Criciúma e Grêmio fizeram a lição de casa (expressão-metáfora bem clássica do dicionário dos bordões). Bons meninos os sulistas. Pior para Bahia e Náutico, nordestinos que voltaram para a parte superior do mapa como desceram, sem pontos. O Botafogo, no Pacaembu, abiscoitou um pontinho do Corinthians. Tropeço para Tite. Vá lá que os instruidos matemáticos assinalem: vale mais vencer um jogo e perde dois a empatar três. O raciocínio é bom, mas como trata-se de profecia, se o Timão perder os dois próximos não haverá esse raciocínio e será melhor ter um pontinho a zero. Ah, tudo é relativo desde Einstein. O mesmo vale para o Flamengo, que também sugou um ponto no jogo de visitante mais mandante de todos os tempos. No papel, o Peixe era o mandante. Mas na prática, com o jogo negociado pela diretoria alvinegra e repassada para Brasilia, a torcida rubro-negra abarrotou o estádio Mané Garrincha. Assim, o time se deu bem ou mal? Criou-se um conflito no campo dos rótulos.

Na segunda rodada os clichês voltaram. Eles são fieis, jamais arredam pé, e mostrarão que, assim como no último fim de semana, cada jogo valerá três pontos, vencer em casa é fundamental e que há empates com paladar de vitória.



  • O Coritiba venceu o Galo com ronaldinho gaúcho? Acho que não, hein? Seria bom verificar as escalações antes de escrever para fundamentar os comentários. O Galo estava sem 6 titulares: marcos Rocha, Gilberto Silva, richarlyson, Leandro Donizete, ronaldinho e Jô.

  • renato

    Bem legal o texto ! o futebol hoje tem mais clichês do que craques.

  • Cleibsom Carlos

    Independente do baixo nível técnico da 1ª rodada do Campeonato Brasileiro, em campeonatos de pontos corridos os 3 pontos são os mesmos seja no começo ou no fim do campeonato e independem do adversário. Não entendi a ironia do articulista sobre um fato que me parece lógico e evidente.

  • O Analista

    Boa tarde…

    Realmente o futebol está repleto de clichês e frases feitas… tentei buscar mais alguns:
    – perdemos, mas foi de bola parada;
    – esse é um jogo de seis pontos;
    – o time XXXXXX tem tudo para escapar da zona do rebaixamento (comentarista, sem informar qual o time que entraria na referida zona…);
    – o time XXXXXX tem tudo para chegar no G-4 da Libertadores (comentarista, sem explicar qual o time que deixará de integrar o referido G-4);
    – o amarelo ficou barato!
    – o técnico trocou seis por meia-dúzia;

    E temos ainda, as chatices irritantes das transmissões de futebol pela TV. Eis algumas:
    – Junior, quem faz mais falta ao time, o Montillo ao Santos ou o Carlos Alberto ao Vasco?
    – jogando em SP, o Bahia nunca venceu. Perdeu 19 e empatou 3.
    – jogador que deixa o campo correu 8,2 km;
    – e o juizão olhou e falou: seeeeegue o jogo!
    – olha a bolinhaaaaa… tem gol no campeonato brasileiro.
    – e agora, é hora do baú.
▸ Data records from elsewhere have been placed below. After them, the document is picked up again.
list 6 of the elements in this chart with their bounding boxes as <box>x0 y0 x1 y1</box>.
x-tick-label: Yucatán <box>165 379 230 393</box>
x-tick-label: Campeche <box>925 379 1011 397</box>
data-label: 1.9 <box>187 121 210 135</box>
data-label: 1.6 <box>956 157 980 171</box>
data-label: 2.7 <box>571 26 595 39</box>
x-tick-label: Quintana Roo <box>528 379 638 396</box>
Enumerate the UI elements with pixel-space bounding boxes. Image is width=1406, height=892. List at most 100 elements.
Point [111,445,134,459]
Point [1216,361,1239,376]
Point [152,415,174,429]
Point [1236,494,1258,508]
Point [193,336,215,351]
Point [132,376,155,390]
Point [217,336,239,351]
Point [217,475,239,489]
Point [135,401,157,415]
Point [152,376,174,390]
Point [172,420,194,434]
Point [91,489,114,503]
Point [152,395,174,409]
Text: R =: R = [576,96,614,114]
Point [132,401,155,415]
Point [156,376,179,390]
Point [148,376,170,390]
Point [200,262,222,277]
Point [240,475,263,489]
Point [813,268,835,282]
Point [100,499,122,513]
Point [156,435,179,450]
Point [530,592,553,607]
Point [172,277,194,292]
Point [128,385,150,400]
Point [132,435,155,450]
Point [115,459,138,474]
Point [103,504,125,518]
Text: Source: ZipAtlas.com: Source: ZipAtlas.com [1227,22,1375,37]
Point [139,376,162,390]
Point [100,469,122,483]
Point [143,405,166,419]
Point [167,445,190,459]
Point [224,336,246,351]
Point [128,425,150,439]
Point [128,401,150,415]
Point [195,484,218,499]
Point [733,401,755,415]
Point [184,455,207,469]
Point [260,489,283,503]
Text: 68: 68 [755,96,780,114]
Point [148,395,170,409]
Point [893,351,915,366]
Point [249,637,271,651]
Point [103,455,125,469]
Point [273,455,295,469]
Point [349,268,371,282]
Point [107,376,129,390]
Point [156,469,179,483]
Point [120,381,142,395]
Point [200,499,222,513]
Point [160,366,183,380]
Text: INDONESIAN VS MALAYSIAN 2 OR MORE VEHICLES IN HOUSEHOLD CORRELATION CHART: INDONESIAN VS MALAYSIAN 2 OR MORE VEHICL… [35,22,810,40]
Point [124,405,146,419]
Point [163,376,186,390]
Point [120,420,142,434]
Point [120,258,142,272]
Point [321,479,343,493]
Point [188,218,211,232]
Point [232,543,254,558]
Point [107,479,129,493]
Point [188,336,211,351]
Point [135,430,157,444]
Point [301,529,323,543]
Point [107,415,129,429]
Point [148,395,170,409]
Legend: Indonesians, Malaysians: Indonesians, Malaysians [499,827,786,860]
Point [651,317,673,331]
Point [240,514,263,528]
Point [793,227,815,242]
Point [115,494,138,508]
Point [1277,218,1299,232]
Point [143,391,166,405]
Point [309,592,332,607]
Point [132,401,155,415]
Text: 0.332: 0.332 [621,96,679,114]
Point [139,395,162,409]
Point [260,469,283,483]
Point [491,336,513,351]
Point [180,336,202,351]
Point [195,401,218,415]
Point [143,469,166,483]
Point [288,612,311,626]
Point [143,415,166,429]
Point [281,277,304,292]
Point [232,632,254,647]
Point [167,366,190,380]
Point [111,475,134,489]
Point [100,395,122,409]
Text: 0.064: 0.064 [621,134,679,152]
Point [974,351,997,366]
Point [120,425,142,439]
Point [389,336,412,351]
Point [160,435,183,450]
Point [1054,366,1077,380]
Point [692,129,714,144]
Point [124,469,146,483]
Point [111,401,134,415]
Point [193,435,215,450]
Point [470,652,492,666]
Em 1979, o Inter de Falcão venceu o Vasco de Leão…
    – vamos ao hino nacional do Brasil, e na sequencia teremos um minuto de silêncio…
    – nosso tira-teima mostra que na hora do lançamento, o atacante está na mesmal linha…
    – Não saia daí… já, já teremos o show do intervalo com a opinião de Casagrande…


  • Aderbal

    Texto chato e sofrível, de um jornalista discursando sobre matemática

  • Neil Azevedo

    pode até parecer clichê… mas é a mais pura verdade…
    e quanto a torcida se inflamar na parte final isso é cultural.. passamos décadas sobre o mata-mata.. onde só vale algo após o longo e chato campeonato.
    Apoio totalmente esse sistema… e a torcida que chora a perda de algo por 1 ponto no final deveria saber que este foi deixado de lado nestas rodadas.